Big Data Systems at the ARM Archive II: data processing opportunities

 
Poster PDF

Authors

James H. Mather — Pacific Northwest National Laboratory
Raymond A. McCord — retired
Matt Macduff — Pacific Northwest National Laboratory
Giri Prakash — Oak Ridge National Laboratory
Jay F. Manneschmidt — Oak Ridge National Laboratory
Pete Eby — Oak Ridge National Laboratory

Category

Infrastructure & Outreach

Description

A new ARM infrastructure resource provided by the ARM Archive includes a new system that will be dedicated to data processing tasks based on the very large data volumes from new ARM instrumentation (e.g., scanning radars and lidars). The "Big Data System" (BDS) data processing tasks will focus on generating secondary data products to be archived and accessible to the ARM user community. These tasks will be proposed to ARM as a "virtual field campaign" preproposal that identifies the user's resource requirements and objectives for each task. BDS users may include members of the ARM infrastructure and the ASR research community. Roles for the users include specifying the required input data, describing the expected output data, providing the data processing software, monitoring processing progress, and reviewing the results. Data processing software can be developed using the ARM Integrated Software Development Environment (ISDE) tools on a development system at the Archive or other user-obtainable computing resources.
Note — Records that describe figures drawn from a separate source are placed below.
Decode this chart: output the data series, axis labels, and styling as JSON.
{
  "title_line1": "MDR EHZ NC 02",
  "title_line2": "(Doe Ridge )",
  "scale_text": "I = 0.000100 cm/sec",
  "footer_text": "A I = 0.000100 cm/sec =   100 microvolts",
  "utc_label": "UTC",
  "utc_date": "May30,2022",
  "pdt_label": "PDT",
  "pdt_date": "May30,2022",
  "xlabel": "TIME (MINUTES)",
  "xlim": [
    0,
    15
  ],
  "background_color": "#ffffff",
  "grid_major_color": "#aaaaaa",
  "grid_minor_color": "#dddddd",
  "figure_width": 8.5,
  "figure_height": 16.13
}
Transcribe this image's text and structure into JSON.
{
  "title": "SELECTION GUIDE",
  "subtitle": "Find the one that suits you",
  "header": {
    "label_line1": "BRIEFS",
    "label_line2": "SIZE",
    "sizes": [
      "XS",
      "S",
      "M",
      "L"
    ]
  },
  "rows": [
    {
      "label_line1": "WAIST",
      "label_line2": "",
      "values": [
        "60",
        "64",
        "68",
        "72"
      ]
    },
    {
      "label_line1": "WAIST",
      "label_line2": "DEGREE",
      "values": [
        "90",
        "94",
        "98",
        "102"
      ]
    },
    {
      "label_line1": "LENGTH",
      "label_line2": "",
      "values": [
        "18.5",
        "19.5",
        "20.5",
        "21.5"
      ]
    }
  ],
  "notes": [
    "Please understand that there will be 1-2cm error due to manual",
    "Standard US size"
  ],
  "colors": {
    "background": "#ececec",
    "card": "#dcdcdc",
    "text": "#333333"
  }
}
Roles for the Archive staff include supervising the data flow with the Mass Storage System (MSS), acquiring approval for user access to the system, and assisting with installation of data processing software. This system is designed to support user-provided software and processing tasks requiring ~10–30 TB of input and output data. Adjacent installation of this system with the Archive MSS will optimize data transfers for these tasks. The poster will provide more details about the hardware and software configurations, example processing tasks, operational procedures, and requests for additional user input about the requirements for this system.